Search code examples
c++pcappcapplusplus

Can you index a PCAP file without loading it all into memory?


I have to look at PCAPs that are quite large, around 40GB. What I'm doing right now is using PCAP++ to parse the PCAPs one at a time and process the data inside them. That data is placed into a buffer for it to be viewed. To save memory, I throw out the old data as you continue through the PCAP. This allows me to only use about 150MBs at a time. However, if the user wants to go back and view the data too far back, they can't because it's been thrown out.
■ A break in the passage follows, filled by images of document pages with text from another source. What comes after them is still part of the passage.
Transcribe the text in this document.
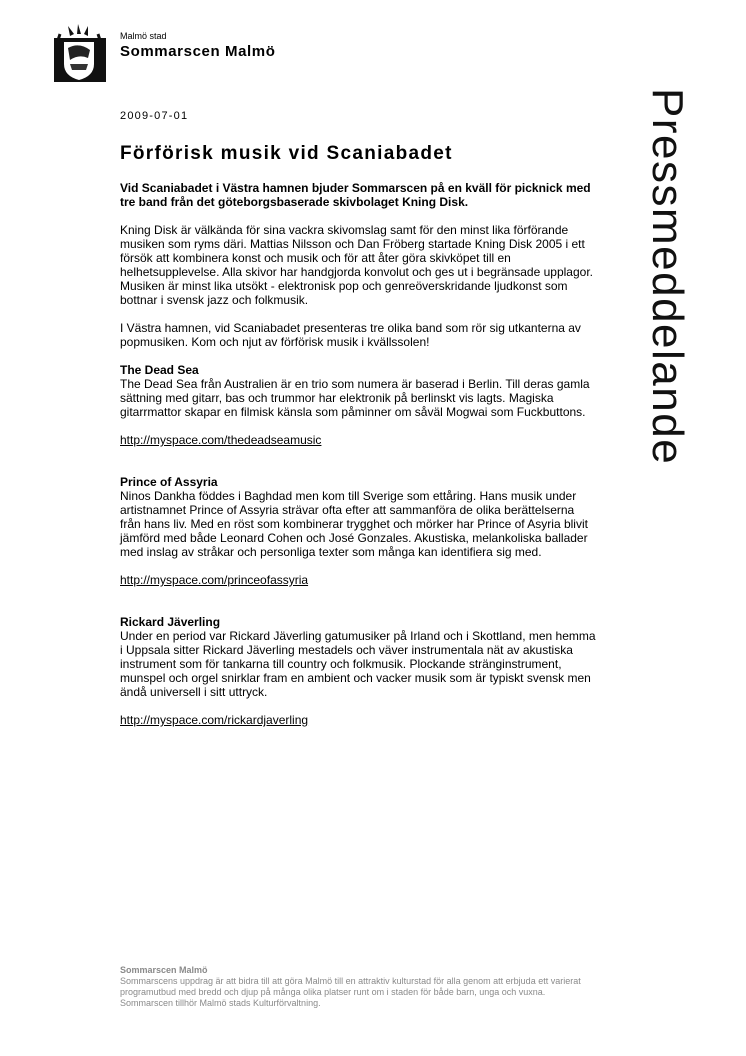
Malmö stad
Sommarscen Malmö
Pressmeddelande
2009-07-01
Förförisk musik vid Scaniabadet

Vid Scaniabadet i Västra hamnen bjuder Sommarscen på en kväll för picknick med tre band från det göteborgsbaserade skivbolaget Kning Disk.

Kning Disk är välkända för sina vackra skivomslag samt för den minst lika förförande musiken som ryms däri. Mattias Nilsson och Dan Fröberg startade Kning Disk 2005 i ett försök att kombinera konst och musik och för att åter göra skivköpet till en helhetsupplevelse. Alla skivor har handgjorda konvolut och ges ut i begränsade upplagor. Musiken är minst lika utsökt - elektronisk pop och genreöverskridande ljudkonst som bottnar i svensk jazz och folkmusik.

I Västra hamnen, vid Scaniabadet presenteras tre olika band som rör sig utkanterna av popmusiken. Kom och njut av förförisk musik i kvällssolen!

The Dead Sea

The Dead Sea från Australien är en trio som numera är baserad i Berlin. Till deras gamla sättning med gitarr, bas och trummor har elektronik på berlinskt vis lagts. Magiska gitarrmattor skapar en filmisk känsla som påminner om såväl Mogwai som Fuckbuttons.

http://myspace.com/thedeadseamusic

Prince of Assyria

Ninos Dankha föddes i Baghdad men kom till Sverige som ettåring. Hans musik under artistnamnet Prince of Assyria strävar ofta efter att sammanföra de olika berättelserna från hans liv. Med en röst som kombinerar trygghet och mörker har Prince of Asyria blivit jämförd med både Leonard Cohen och José Gonzales. Akustiska, melankoliska ballader med inslag av stråkar och personliga texter som många kan identifiera sig med.

http://myspace.com/princeofassyria

Rickard Jäverling

Under en period var Rickard Jäverling gatumusiker på Irland och i Skottland, men hemma i Uppsala sitter Rickard Jäverling mestadels och väver instrumentala nät av akustiska instrument som för tankarna till country och folkmusik. Plockande stränginstrument, munspel och orgel snirklar fram en ambient och vacker musik som är typiskt svensk men ändå universell i sitt uttryck.

http://myspace.com/rickardjaverling

Sommarscen Malmö
Sommarscens uppdrag är att bidra till att göra Malmö till en attraktiv kulturstad för alla genom att erbjuda ett varierat programutbud med bredd och djup på många olika platser runt om i staden för både barn, unga och vuxna. Sommarscen tillhör Malmö stads Kulturförvaltning.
Is there any way I can look at the PCAP file and go to the packets in which the data was stored and reprocess the data if the user wants to look back? It seems that if I want to get certain packets I would have to reload the file and look through it all again for each and every single section of data or split up the pcap file into a ton of bite size chunks.


Solution

  • So I figured it out and short answer is no. PCAP++ doesn't support any functionality that could index, or mimic indexing, on a pcap file. I switched back to libpcap, (this also should work in windows with winpcap but I haven't tested it yet) in order to use a different library to help sort out what needed to be done. To do this properly you need to use file pointers that point to the critical packets (or all packets, depending on what you want) in your pcap file. Here's how it works:

    #ifdef _MSC_VER
        pcap_t *pcap = pcap_open_offline((pcapPath.string()).c_str(), errbuf);
    #else
        pcap_t *pcap = pcap_open_offline(pcapPath.c_str(), errbuf);
    #endif
    
    //-----------------------------
    //... General Packet setup ...
    //-----------------------------
    
    vector<fpos_t*> pcapIndexer;
    while(/*Get Next Packet*/){
    
        //Parse the packet and get required flag
        //to know if it is a critical packet
    
        if(/*Check some condition from the data*/){
            fpos_t* position;
    #ifdef _MSC_VER
            pcap_fgetpos(pcap, position);
    #else
            FILE* f = pcap_file(pcap);
            fgetpos(f, position);
    #endif
            pcapIndexer.push_back(position);
        }
    }
        
    

    From the above code, you would go through each packet and depending on the data in the packet, you would add that file pointer to the vector of file pointers. Then once you need to load a packet, you create a new pcap_t pointer and use this:

    #ifdef _MSC_VER
        pcap_fsetpos(pcap, pcapIndexer[x]);
    #else
        FILE* f = pcap_file(pcap);
        fsetpos(f, pcapIndexer[x]);
    #endif
    

    You can then read as normal from that point. Note that you will have to run through the entire pcap file in order to fill out this vector of file pointers however if you use multi threading you can use some of the data that is in the earlier packets while the rest of the pcap file is being read through and added to the vector. This allows you to load in a select amount of data and then be able to jump back and forth to grab data from elsewhere in the pcap file. I hope this helps someone else in this situation.